Come è avvenuto il tuo trasferimento qui, dal momento che il Forlì si trovava in Serie D, mentre tu avevi militato fino a quel momento in Serie A e B? “Nel ’75 mi ritrovai ai margini della squadra emiliana, così chiesi al Forlì di potermi allenare con loro. Ricordo che agli allenamenti i tifosi chiedevano al Presidente Bianchi di tesserarmi a tutti i costi: c’era molto entusiasmo tra i tifosi. Alla fine Vulcano mi convinse a rimanere, nonostante l’interessamento del Parma, e così firmai. Rifarei questa scelta altre 100 volte!”
Che ricordi hai del tuo Forlì? “Arrivai a Forlì 28 anni, e ci rimasi fino ai 36. Divenni una bandiera della squadra, ed è normale che sia legato a questa città in maniera indissolubile.
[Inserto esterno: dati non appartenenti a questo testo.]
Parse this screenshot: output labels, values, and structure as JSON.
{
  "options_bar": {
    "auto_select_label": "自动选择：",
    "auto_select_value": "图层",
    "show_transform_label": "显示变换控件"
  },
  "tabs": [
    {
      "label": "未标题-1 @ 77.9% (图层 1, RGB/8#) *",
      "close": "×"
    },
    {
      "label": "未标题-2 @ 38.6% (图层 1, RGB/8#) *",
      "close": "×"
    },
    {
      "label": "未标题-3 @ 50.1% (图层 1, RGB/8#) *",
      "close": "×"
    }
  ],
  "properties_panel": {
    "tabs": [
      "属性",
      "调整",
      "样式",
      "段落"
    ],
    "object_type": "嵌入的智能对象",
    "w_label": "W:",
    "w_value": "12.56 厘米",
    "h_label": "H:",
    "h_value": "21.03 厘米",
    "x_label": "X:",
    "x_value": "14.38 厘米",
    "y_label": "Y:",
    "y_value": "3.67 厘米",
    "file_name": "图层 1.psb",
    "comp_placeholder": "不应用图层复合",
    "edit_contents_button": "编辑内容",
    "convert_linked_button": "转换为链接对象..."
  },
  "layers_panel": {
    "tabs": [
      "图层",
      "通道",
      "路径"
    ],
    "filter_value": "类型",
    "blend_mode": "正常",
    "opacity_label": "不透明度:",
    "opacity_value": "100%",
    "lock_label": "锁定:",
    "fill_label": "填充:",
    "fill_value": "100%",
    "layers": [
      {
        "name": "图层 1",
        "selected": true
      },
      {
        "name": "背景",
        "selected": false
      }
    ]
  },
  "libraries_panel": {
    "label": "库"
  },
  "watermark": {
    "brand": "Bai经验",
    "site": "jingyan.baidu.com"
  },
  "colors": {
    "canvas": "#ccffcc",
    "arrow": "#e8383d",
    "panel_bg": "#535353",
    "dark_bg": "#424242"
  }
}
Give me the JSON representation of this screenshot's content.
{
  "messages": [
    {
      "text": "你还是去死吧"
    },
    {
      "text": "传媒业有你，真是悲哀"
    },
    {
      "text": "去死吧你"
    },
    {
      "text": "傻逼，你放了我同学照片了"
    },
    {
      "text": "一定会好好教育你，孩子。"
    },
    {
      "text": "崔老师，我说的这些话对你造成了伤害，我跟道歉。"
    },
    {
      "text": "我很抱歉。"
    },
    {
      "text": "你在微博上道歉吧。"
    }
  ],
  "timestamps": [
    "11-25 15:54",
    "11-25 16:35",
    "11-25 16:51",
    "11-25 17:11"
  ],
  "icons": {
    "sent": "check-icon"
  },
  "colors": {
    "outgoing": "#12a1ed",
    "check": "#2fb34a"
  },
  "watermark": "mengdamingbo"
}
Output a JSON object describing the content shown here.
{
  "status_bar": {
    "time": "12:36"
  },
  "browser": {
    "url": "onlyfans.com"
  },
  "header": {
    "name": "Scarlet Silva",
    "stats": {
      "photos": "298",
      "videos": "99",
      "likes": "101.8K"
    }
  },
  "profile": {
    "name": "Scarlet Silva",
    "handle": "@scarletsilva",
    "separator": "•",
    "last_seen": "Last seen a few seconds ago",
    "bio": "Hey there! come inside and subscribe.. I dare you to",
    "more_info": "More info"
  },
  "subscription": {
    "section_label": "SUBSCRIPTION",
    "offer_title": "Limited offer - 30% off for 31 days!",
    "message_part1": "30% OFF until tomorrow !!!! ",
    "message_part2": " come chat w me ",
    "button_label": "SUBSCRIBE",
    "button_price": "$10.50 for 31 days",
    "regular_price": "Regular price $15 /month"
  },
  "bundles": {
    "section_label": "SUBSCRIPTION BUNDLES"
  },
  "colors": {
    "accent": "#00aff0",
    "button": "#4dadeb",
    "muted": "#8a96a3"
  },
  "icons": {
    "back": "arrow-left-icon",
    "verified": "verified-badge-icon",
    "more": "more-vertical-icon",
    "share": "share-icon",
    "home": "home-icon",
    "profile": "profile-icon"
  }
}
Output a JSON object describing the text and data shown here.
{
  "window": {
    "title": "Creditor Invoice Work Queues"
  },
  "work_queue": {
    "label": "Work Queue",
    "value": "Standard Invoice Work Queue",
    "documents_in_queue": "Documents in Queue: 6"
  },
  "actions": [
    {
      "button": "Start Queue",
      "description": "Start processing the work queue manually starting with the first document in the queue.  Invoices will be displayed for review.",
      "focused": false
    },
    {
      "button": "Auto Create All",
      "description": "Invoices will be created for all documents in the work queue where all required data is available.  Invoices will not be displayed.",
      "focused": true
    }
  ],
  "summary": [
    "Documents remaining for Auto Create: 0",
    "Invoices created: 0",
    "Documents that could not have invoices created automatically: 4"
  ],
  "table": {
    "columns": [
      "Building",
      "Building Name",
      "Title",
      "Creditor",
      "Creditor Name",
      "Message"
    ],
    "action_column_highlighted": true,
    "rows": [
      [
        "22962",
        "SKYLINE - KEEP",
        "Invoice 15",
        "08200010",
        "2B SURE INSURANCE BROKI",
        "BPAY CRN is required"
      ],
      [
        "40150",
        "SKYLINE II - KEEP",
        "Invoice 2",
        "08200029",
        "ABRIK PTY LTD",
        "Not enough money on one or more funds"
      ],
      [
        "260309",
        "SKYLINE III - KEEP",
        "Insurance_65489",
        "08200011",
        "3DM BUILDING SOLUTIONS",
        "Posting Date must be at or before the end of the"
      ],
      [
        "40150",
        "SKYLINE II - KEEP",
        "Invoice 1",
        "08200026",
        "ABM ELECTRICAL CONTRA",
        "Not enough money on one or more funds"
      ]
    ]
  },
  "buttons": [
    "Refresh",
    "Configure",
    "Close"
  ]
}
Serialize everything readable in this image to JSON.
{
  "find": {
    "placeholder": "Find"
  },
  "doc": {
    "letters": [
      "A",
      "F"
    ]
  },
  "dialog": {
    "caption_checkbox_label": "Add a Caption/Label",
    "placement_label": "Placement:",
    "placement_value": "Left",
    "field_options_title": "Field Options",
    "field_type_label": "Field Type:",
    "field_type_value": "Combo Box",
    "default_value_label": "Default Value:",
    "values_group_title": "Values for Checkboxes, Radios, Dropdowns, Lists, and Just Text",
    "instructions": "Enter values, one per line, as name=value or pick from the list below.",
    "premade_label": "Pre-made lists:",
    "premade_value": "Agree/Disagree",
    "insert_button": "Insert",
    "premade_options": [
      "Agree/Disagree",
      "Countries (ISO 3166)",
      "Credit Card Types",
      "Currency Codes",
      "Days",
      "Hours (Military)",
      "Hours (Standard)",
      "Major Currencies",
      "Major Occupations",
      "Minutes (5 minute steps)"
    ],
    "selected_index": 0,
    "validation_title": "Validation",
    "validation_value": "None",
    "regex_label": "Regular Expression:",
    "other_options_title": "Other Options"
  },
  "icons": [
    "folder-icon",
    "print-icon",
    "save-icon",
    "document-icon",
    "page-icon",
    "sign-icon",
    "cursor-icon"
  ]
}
Di tutte le belle stagioni passate qui, ricordo la stagione 1979-1980, dove con Cinesinho in panchina, non andammo in B per un soffio. Di quella stagione non posso dimenticare una vittoria per 4-3 contro il Rimini, in una fantastica partita giocata sotto il diluvio. La squadra giocava un grande calcio e ci trovavamo sempre in posizioni di alta classifica. Quando si usciva dagli spogliatoi dopo una partita, il pubblico aspettava e ci dimostrava tutto il suo affetto. Mi sono tolto tante belle soddisfazioni, e sono fiero di aver vestito la maglia biancorossa a lungo”.
Hai un ricordo particolare di qualche personalità di Forlì? “Certamente. il Presidente Giovanni Bianchi era una persona eccezionale. Per lui il calcio era tutto ed era molto abile nello scovare giovani talenti da fare esordire nel Forlì. Ero legato poi a Bibo Bazzocchi e Pino Gavelli, che erano all’interno della società, e in generale a tutti i miei compagni di squadra con cui ho avuto la fortuna di condividere lo spogliatoio e il rettangolo verde”.
Qual’ è stato il tuo goal più bello segnato allo Stadio Morgagni? “Senza dubbio il goal del 2 a 0 segnato a 10 minuti dalla fine contro la Maceratese. Era il 22 maggio del 1977, e con un tiro a giro da fuori area insaccai la rete della porta alla sinistra della tribuna del Morgagni. Da quel momento in poi, ricordo solo i festeggiamenti per la promozione in Serie C!”